Sus padres sí que la podían
ver. Lys, la preciosa hija pelirroja de Martha y Tobías. Ellos no
solo la podían ver, sino que para ellos era su mundo. Lys les daba
sentido a sus vidas y recibía a cambio un torrente de amor y cariño
sin parangón en la historia del género humano. Amor puro, limpio,
sin segundas intenciones. Simplemente amor brillante y tierno, cariño
sin condiciones y sin límites. Un sentimiento tan precioso como poco
frecuente del que Lys disfrutaba cada segundo de su existencia. Pero
el problema del amor eterno es que un día, tarde o temprano, se
aleja. Y la crueldad del tiempo le arrebató a sus padres, dejando a
Lys atrás con una pregunta sin responder que se repetía una y otra
vez en el eco de su cuarto vacío. “¿Por qué?”. Un corazón
roto que se desangra sin que nadie sea testigo, sin que nadie acuda a
su rescate, porque los únicos que podían sanarlo ya no se
encontraban en este mundo.
Lys se había quedado sin nadie,
y no le quedaba nada para su consuelo. Los que la habían creado de
la nada habían desaparecido. En vida, sus padres habían sido
fuertes y superaron todos los problemas que se les presentaron,
incluso el de la infertilidad.
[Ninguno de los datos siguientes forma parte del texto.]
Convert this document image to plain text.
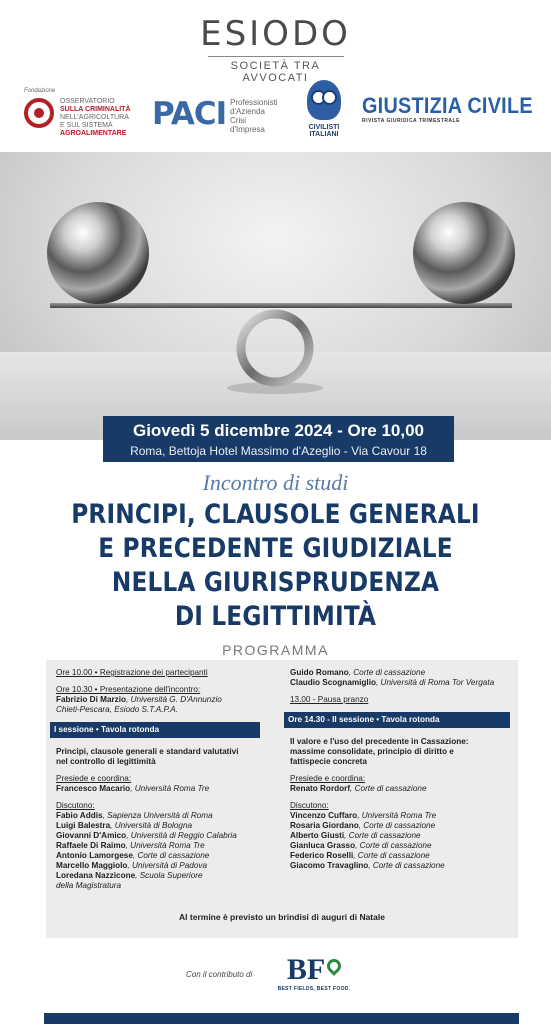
ESIODO
SOCIETÀ TRA AVVOCATI
Fondazione
OSSERVATORIO
SULLA CRIMINALITÀ
NELL'AGRICOLTURA
E SUL SISTEMA
AGROALIMENTARE
PACI Professionisti
d'Azienda
Crisi
d'Impresa	CIVILISTI ITALIANI
GIUSTIZIA CIVILE
RIVISTA GIURIDICA TRIMESTRALE
Giovedì 5 dicembre 2024 - Ore 10,00
Roma, Bettoja Hotel Massimo d'Azeglio - Via Cavour 18
Incontro di studi
PRINCIPI, CLAUSOLE GENERALI
E PRECEDENTE GIUDIZIALE
NELLA GIURISPRUDENZA
DI LEGITTIMITÀ
PROGRAMMA
Ore 10.00 • Registrazione dei partecipanti
Ore 10.30 • Presentazione dell'incontro:
Fabrizio Di Marzio, Università G. D'Annunzio
Chieti-Pescara, Esiodo S.T.A.P.A.
I sessione • Tavola rotonda
Principi, clausole generali e standard valutativi
nel controllo di legittimità
Presiede e coordina:
Francesco Macario, Università Roma Tre
Discutono:
Fabio Addis, Sapienza Università di Roma
Luigi Balestra, Università di Bologna
Giovanni D'Amico, Università di Reggio Calabria
Raffaele Di Raimo, Università Roma Tre
Antonio Lamorgese, Corte di cassazione
Marcello Maggiolo, Università di Padova
Loredana Nazzicone, Scuola Superiore
della Magistratura
Guido Romano, Corte di cassazione
Claudio Scognamiglio, Università di Roma Tor Vergata
13.00 - Pausa pranzo
Ore 14.30 - II sessione • Tavola rotonda
Il valore e l'uso del precedente in Cassazione:
massime consolidate, principio di diritto e
fattispecie concreta
Presiede e coordina:
Renato Rordorf, Corte di cassazione
Discutono:
Vincenzo Cuffaro, Università Roma Tre
Rosaria Giordano, Corte di cassazione
Alberto Giusti, Corte di cassazione
Gianluca Grasso, Corte di cassazione
Federico Roselli, Corte di cassazione
Giacomo Travaglino, Corte di cassazione
Al termine è previsto un brindisi di auguri di Natale
Con il contributo di	BF
BEST FIELDS, BEST FOOD.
Martha y Tobías, una pareja con tanto
amor que compartir, no podían quedarse sin descendencia. Y así,
crearon a Lys, una imaginación hecha realidad, un deseo que
compartieron Martha y Tobías y que vivieron con la misma intensidad
con la que hubiesen vivido la experiencia de tener una hija real.
Suplieron un defecto injusto de la naturaleza con un exceso de
inventiva, y crearon a su hija a partir del aire y de la ilusión.
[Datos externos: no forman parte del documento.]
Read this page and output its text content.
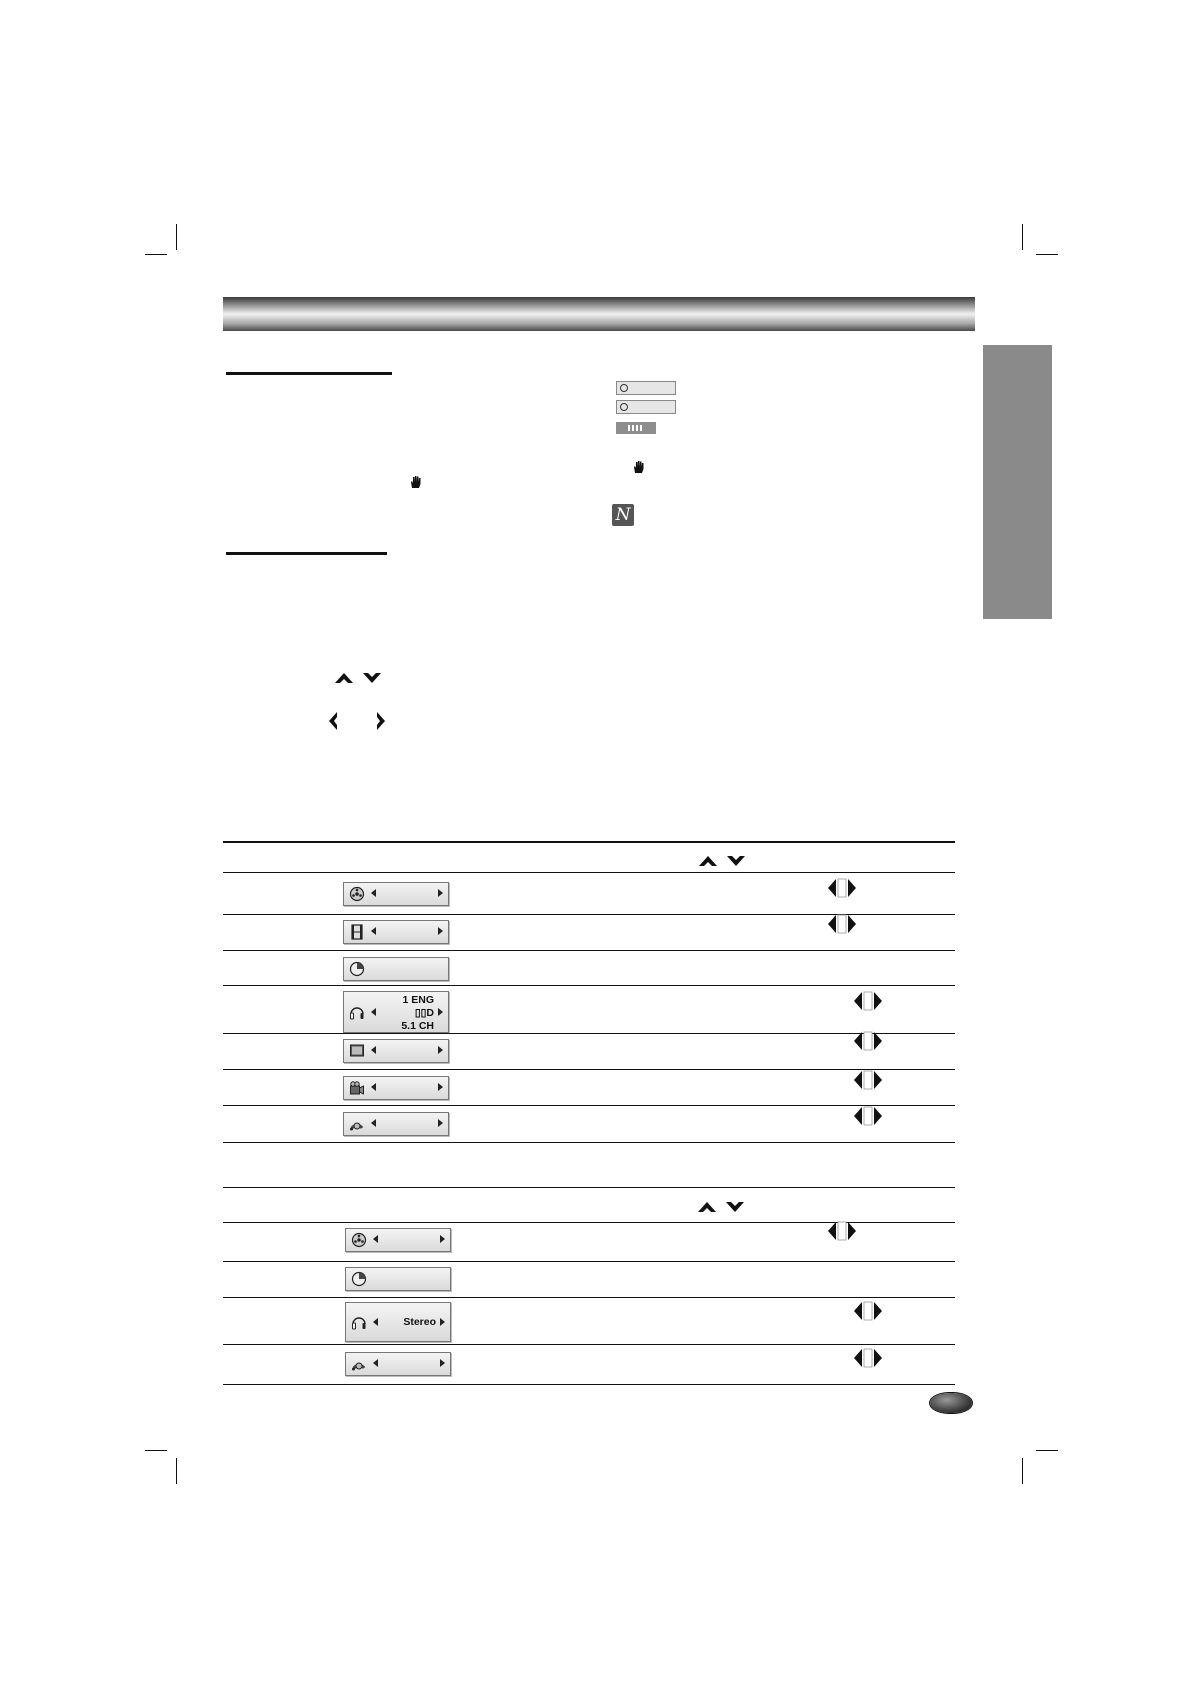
N
1 ENG
▯▯D
5.1 CH
Stereo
Una imagen compartida por la pareja y por nadie más. Una hija
perfecta receptora de todo ese amor y ternura que no podían ser
contenidos en las barreras de una pareja incapaz de tener hijos. Lys
abrió los ojos un buen día y se abrazó a sus padres. Una ilusión
fuerte e intensa traída a la vida por medio de un amor igual de
fuerte e intenso.
Pero ahora Lys estaba sola, y ya
no quedaba nadie que la pudiera ver. Una ilusión sin ojos que la
contemplen. Un ser hecho de amor que se vaciaba por momentos y cuya
única compañía se había visto reducida a sus propios
pensamientos.
Fuera, el mundo seguía girando,
ajeno a su dolor y a su miseria. Lys trató de salir, relacionarse,
pero nadie la escuchaba, nadie la veía. Por la acera nadie se
percataba de su presencia, nadie se disculpaba si se atravesaba en su
camino, nadie le devolvía el saludo si levantaba la mano. “¿Cómo
es posible?”, se preguntaba una y otra vez. “Yo puedo verme. Mis
padres me veían. ¿Por qué nadie más puede verme?”.
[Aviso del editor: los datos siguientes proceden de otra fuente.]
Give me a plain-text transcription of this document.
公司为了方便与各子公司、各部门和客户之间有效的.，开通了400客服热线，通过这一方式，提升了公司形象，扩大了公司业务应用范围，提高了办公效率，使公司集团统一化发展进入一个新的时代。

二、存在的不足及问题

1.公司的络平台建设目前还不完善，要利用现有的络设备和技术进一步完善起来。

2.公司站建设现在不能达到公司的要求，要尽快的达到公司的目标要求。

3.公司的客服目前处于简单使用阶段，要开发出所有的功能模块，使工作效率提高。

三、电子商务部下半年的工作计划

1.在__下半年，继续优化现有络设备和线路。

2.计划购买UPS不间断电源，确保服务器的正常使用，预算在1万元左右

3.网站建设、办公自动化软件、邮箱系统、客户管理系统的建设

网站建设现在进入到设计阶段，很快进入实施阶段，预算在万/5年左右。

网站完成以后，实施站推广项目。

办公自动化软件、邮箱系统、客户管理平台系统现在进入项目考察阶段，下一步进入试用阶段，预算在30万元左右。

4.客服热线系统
Al principio, no se rindió y
continuó saliendo e intentando establecer algún contacto con
alguien. Le daba igual que fuera un simple cruce de miradas o una
mirada fugaz de reojo. Necesitaba contacto humano para asegurarse de
que seguía existiendo, para demostrarse a sí misma que ahí fuera
también puede haber amor y cariño. Pero los días pasaban y siempre
terminaban con ella de pie en la acera mientras la gente iba de un
lado para otro a su alrededor. Sus suspiros se desvanecían en el
viento y sus lágrimas caían en charcos de lluvia que ni siquiera le
devolvían su propio reflejo.
Lys terminó recluyéndose en su
casa, acompañada de un amor marchito que fue convirtiéndola en una
presencia de la casa donde moraba. De vez en cuando, miraba por la
ventana y contemplaba el frío mundo exterior. Era solo un cristal,
pero parecía una barrera insalvable entre ella y la realidad. Dejaba
que el vaho de su respiración empañara el cristal y luego dibujaba
un interrogante sobre su fría superficie. Justo después, se
adentraba de vuelta en la oscuridad de su gran casa solitaria, para
continuar conviviendo con la soledad y el desasosiego.
Aquella tarde, un chico volvía a
su casa después de hacer una pequeña compra en el supermercado.
Caminaba distraído, disfrutando de los colores anaranjados del
cielo. No pudo evitar fijarse cómo el sol se ocultaba detrás de la
hilera de casas, perfilando sus siluetas contra un horizonte de tonos
pastel. Se recreó en los detalles del instante y disfrutó de los
pequeños ingredientes que configuraban el momento presente: la luz
tenue, el aire suave, la calma relajante, las casas en silencio, e
incluso aquel interrogante que divisó en aquella ventana.